Muatiânvua tocou na perna de Ekuikui. Sussurrou:
— Está tudo porreiro! É conversa mole, pá!
— Sim, parece que está tudo porreiro. Vamos deitar?
— Não, aguenta. É bom tomar conta deles, a noite está escura.
Teoria fora urinar e encontrou os outros dois.
— Que fazem aí, camaradas?
— Guarda – disse Muatiânvua, apontando os dois vultos.
Teoria sentou-se também, com a arma entre os joelhos, contemplando o Comissário e
Sem Medo.
— Enquanto os outros desejam que eles se peguem um com o outro, vocês são os
únicos que velam por eles – disse Teoria.
— Há mais, camarada, há mais! – disse Ekuikui.

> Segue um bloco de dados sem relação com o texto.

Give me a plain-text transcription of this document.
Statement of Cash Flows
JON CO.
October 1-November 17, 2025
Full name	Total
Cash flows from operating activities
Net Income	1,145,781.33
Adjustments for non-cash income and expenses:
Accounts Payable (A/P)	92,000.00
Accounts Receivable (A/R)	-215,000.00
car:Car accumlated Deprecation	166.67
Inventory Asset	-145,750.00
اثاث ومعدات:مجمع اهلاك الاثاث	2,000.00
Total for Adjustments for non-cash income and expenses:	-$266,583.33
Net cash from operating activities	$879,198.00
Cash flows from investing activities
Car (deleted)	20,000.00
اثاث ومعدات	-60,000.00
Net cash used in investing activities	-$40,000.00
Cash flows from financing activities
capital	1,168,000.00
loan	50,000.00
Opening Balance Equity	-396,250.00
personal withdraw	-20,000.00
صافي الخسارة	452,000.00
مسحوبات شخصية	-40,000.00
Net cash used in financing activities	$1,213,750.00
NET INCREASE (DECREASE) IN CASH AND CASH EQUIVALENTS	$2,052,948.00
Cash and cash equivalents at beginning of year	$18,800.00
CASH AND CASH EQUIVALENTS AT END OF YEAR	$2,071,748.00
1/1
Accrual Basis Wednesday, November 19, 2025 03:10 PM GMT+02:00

Sem Medo acendeu outro cigarro. À luz do fósforo, o Comissário viu os olhos que
brilhavam. Apertou-lhe o braço.
— Comandante, podes fazer confiança em mim. Confiança total! Tens um segredo, uma
coisa que te faz ser um solitário, mais solitário que nós todos. Se achas que te faria bem contar,
podes ter confiança. A minha boca não o revelará a ninguém.

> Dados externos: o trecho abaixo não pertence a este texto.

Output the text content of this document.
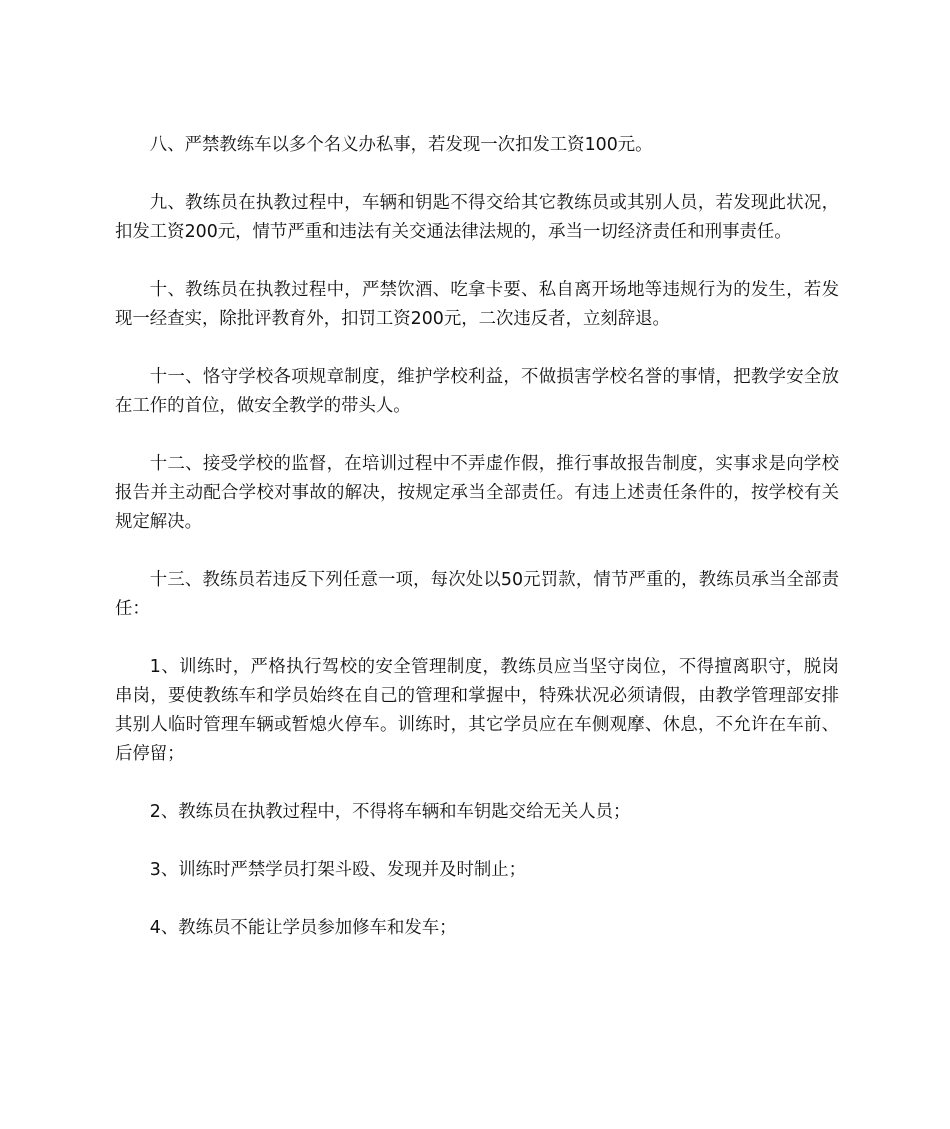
八、严禁教练车以多个名义办私事，若发现一次扣发工资100元。

九、教练员在执教过程中，车辆和钥匙不得交给其它教练员或其别人员，若发现此状况，扣发工资200元，情节严重和违法有关交通法律法规的，承当一切经济责任和刑事责任。

十、教练员在执教过程中，严禁饮酒、吃拿卡要、私自离开场地等违规行为的发生，若发现一经查实，除批评教育外，扣罚工资200元，二次违反者，立刻辞退。

十一、恪守学校各项规章制度，维护学校利益，不做损害学校名誉的事情，把教学安全放在工作的首位，做安全教学的带头人。

十二、接受学校的监督，在培训过程中不弄虚作假，推行事故报告制度，实事求是向学校报告并主动配合学校对事故的解决，按规定承当全部责任。有违上述责任条件的，按学校有关规定解决。

十三、教练员若违反下列任意一项，每次处以50元罚款，情节严重的，教练员承当全部责任：

1、训练时，严格执行驾校的安全管理制度，教练员应当坚守岗位，不得擅离职守，脱岗串岗，要使教练车和学员始终在自己的管理和掌握中，特殊状况必须请假，由教学管理部安排其别人临时管理车辆或暂熄火停车。训练时，其它学员应在车侧观摩、休息，不允许在车前、后停留；

2、教练员在执教过程中，不得将车辆和车钥匙交给无关人员；

3、训练时严禁学员打架斗殴、发现并及时制止；

4、教练员不能让学员参加修车和发车；
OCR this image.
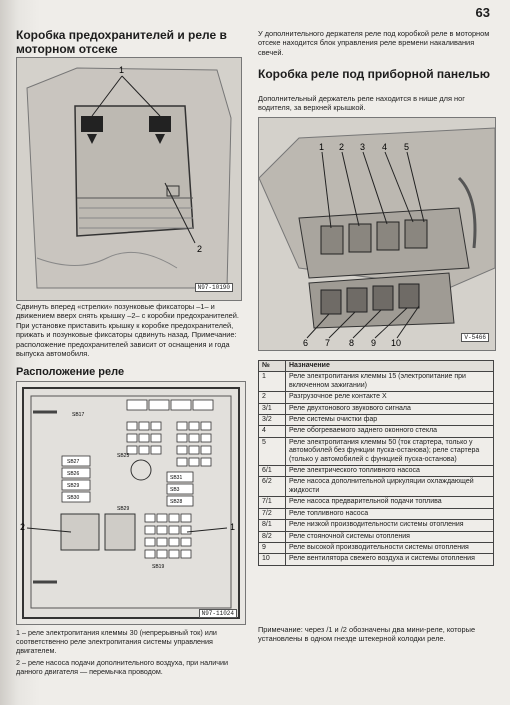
63
Коробка предохранителей и реле в моторном отсеке
1
2
N97-10190
Сдвинуть вперед «стрелки» позунковые фиксаторы –1– и движением вверх снять крышку –2– с коробки предохранителей. При установке приставить крышку к коробке предохранителей, прижать и позунковые фиксаторы сдвинуть назад. Примечание: расположение предохранителей зависит от оснащения и года выпуска автомобиля.
Расположение реле
SB17
SB27
SB26
SB29
SB30
SB31
SB3
SB28
SB25
SB29
SB19
2	1
N97-11024
1 – реле электропитания клеммы 30 (непрерывный ток) или соответственно реле электропитания системы управления двигателем.
2 – реле насоса подачи дополнительного воздуха, при наличии данного двигателя — перемычка проводом.
У дополнительного держателя реле под коробкой реле в моторном отсеке находится блок управления реле времени накаливания свечей.
Коробка реле под приборной панелью
Дополнительный держатель реле находится в нише для ног водителя, за верхней крышкой.
1 2 3 4 5
6 7 8 9 10
V-5466
№	Назначение
1	Реле электропитания клеммы 15 (электропитание при включенном зажигании)
2	Разгрузочное реле контакте X
3/1	Реле двухтонового звукового сигнала
3/2	Реле системы очистки фар
4	Реле обогреваемого заднего оконного стекла
5	Реле электропитания клеммы 50 (ток стартера, только у автомобилей без функции пуска-останова); реле стартера (только у автомобилей с функцией пуска-останова)
6/1	Реле электрического топливного насоса
6/2	Реле насоса дополнительной циркуляции охлаждающей жидкости
7/1	Реле насоса предварительной подачи топлива
7/2	Реле топливного насоса
8/1	Реле низкой производительности системы отопления
8/2	Реле стояночной системы отопления
9	Реле высокой производительности системы отопления
10	Реле вентилятора свежего воздуха и системы отопления
Примечание: через /1 и /2 обозначены два мини-реле, которые установлены в одном гнезде штекерной колодки реле.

— Mais tarde, Comissário, mais tarde. Mas não penses que é um segredo temível que me
leva a ser solitário. Todos temos uma história, eu também tenho uma, mas não é nada de
especial. Sempre fui um solitário. Quando era miúdo, escondia-me para inventar aventuras
extraordinárias em que participava.... como herói, bem entendido! Tudo começou com uma
tareia que apanhei dum mais velho, e do qual fugi vergonhosamente. Como compensação,
comecei a inventar estórias, situadas nos mais variados ambientes, em que o fim era sempre o
mesmo: o duelo de morte contra esse miúdo. Até que me convenci que inventar estórias não
chegava e que era preciso agir, chegar até esse duelo de morte. Provoquei-o e lutámos. Mas
nunca mais deixei de inventar estórias em que era o herói. Como não era tipo para ficar só na
invenção das estórias, tinha dois únicos caminhos na vida: ou escrevê-las ou vivê-las. A
Revolução deu-me oportunidade de as criar na ação. Se não houvesse revolução, com certeza
acabaria como escritor, que é outra maneira de se ser solitário. Como vês, não é esse segredo,
que pensas terrível, a causa da minha solidão, é uma questão de temperamento.
— Sabes o que penso? Deverias casar.